Description of the Creature in Mind The creature in question is something along the lines of a massive sea serpent. Ideally, it would be able to either surface into an area that has air in it and be able to move on land, through legs or just by slithering along in a similar fashion to a snake. It lives around 2000 meters down, give or take ~500 meters.
Ecosystem of the Planet The planet is a large oceanic planet, which is slightly larger than Earth, and only has some small archipelagos for land. The plants of the planet primarily exist at the surface, as to the much smaller prey animals. small predators eat these smaller prey animals, but most animals who are purely "prey" don't exist very far down. Predators prey on smaller predators in a hierarchical type system, with the largest predators also bien the deepest. The creature would be in the mid-size range, but they have the advantage of being omnivores: there are massive underwater caverns that are filled with air. Very large plants, in some ways similar to those on Earth, grow in these caverns, and are adapted to using chemosynthesis to create energy, along with some small to mid size mammals and reptiles. This is really the only sizable prey besides smaller oceanic predators down this low, so the creature profits greatly from this resource. Due to much larger predators from below, they are forced to move around, and as these caverns, while common, are not common enough to allow for consistent breathing. These creatures do have large enough lungs to get to the surface, but this is impractical for them, as it would include long diving and surfacing sessions that may make to creature more vulnerable to predators.
By my understanding, there are many types of bacteria that could create oxygen as a waste resource, not through photosynthesis, but by some form of chemosynthesis, but I'm not certain.
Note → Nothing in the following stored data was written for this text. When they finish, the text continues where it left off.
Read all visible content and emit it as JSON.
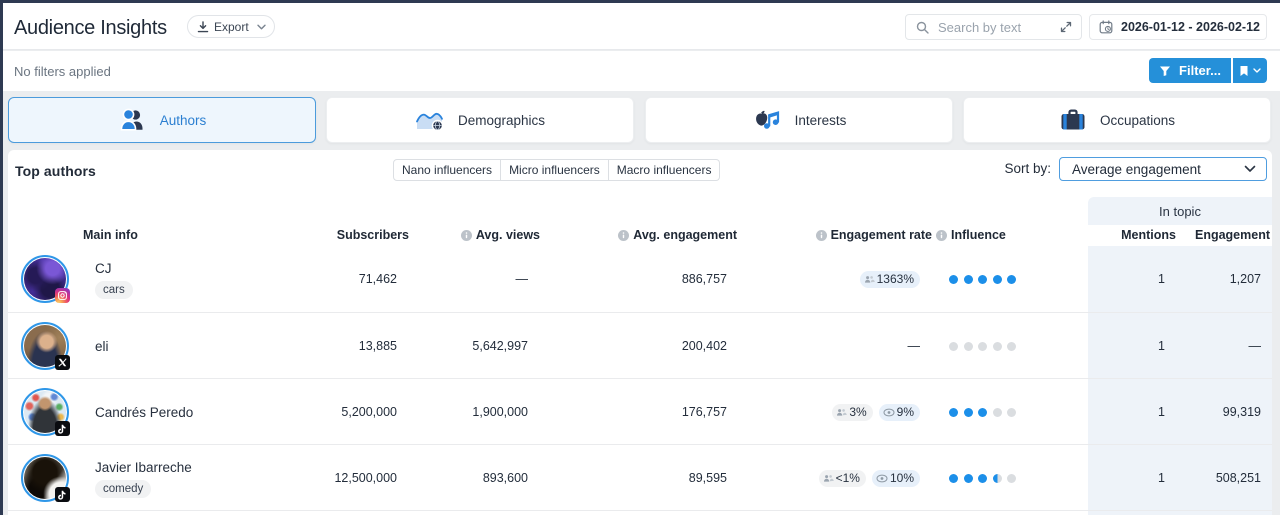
{
  "header": {
    "title": "Audience Insights",
    "export_label": "Export",
    "search_placeholder": "Search by text",
    "date_range": "2026-01-12 - 2026-02-12"
  },
  "filter_bar": {
    "status": "No filters applied",
    "filter_label": "Filter..."
  },
  "tabs": [
    {
      "label": "Authors",
      "selected": true
    },
    {
      "label": "Demographics",
      "selected": false
    },
    {
      "label": "Interests",
      "selected": false
    },
    {
      "label": "Occupations",
      "selected": false
    }
  ],
  "section": {
    "title": "Top authors",
    "influencer_filters": [
      "Nano influencers",
      "Micro influencers",
      "Macro influencers"
    ],
    "sort_label": "Sort by:",
    "sort_value": "Average engagement"
  },
  "table": {
    "group_header": "In topic",
    "columns": {
      "main_info": "Main info",
      "subscribers": "Subscribers",
      "avg_views": "Avg. views",
      "avg_engagement": "Avg. engagement",
      "engagement_rate": "Engagement rate",
      "influence": "Influence",
      "mentions": "Mentions",
      "engagement": "Engagement"
    },
    "rows": [
      {
        "name": "CJ",
        "tag": "cars",
        "platform": "instagram",
        "subscribers": "71,462",
        "avg_views": "—",
        "avg_engagement": "886,757",
        "rate_chips": [
          {
            "icon": "followers",
            "tone": "blue",
            "value": "1363%"
          }
        ],
        "influence": 5,
        "mentions": "1",
        "engagement": "1,207"
      },
      {
        "name": "eli",
        "tag": "",
        "platform": "x",
        "subscribers": "13,885",
        "avg_views": "5,642,997",
        "avg_engagement": "200,402",
        "rate_dash": "—",
        "rate_chips": [],
        "influence": 0,
        "mentions": "1",
        "engagement": "—"
      },
      {
        "name": "Candrés Peredo",
        "tag": "",
        "platform": "tiktok",
        "subscribers": "5,200,000",
        "avg_views": "1,900,000",
        "avg_engagement": "176,757",
        "rate_chips": [
          {
            "icon": "followers",
            "tone": "grey",
            "value": "3%"
          },
          {
            "icon": "views",
            "tone": "blue",
            "value": "9%"
          }
        ],
        "influence": 3,
        "mentions": "1",
        "engagement": "99,319"
      },
      {
        "name": "Javier Ibarreche",
        "tag": "comedy",
        "platform": "tiktok",
        "subscribers": "12,500,000",
        "avg_views": "893,600",
        "avg_engagement": "89,595",
        "rate_chips": [
          {
            "icon": "followers",
            "tone": "grey",
            "value": "<1%"
          },
          {
            "icon": "views",
            "tone": "blue",
            "value": "10%"
          }
        ],
        "influence": 3.5,
        "mentions": "1",
        "engagement": "508,251"
      }
    ]
  }
}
It is possible for a reasonably large creature (whale sized or larger) be able to host some form of bacteria in its body in a symbiotic relationship as a way of generating the oxygen that it needs to live? I'm presuming that the bacteria simply consumes some of the food that the creature eats, and then the oxygen created is somehow sent to the lungs.
If there are any other ideas as to how a creature of this size could get air, besides gills, as they collapse in while in regular air conditions, they would be helpful.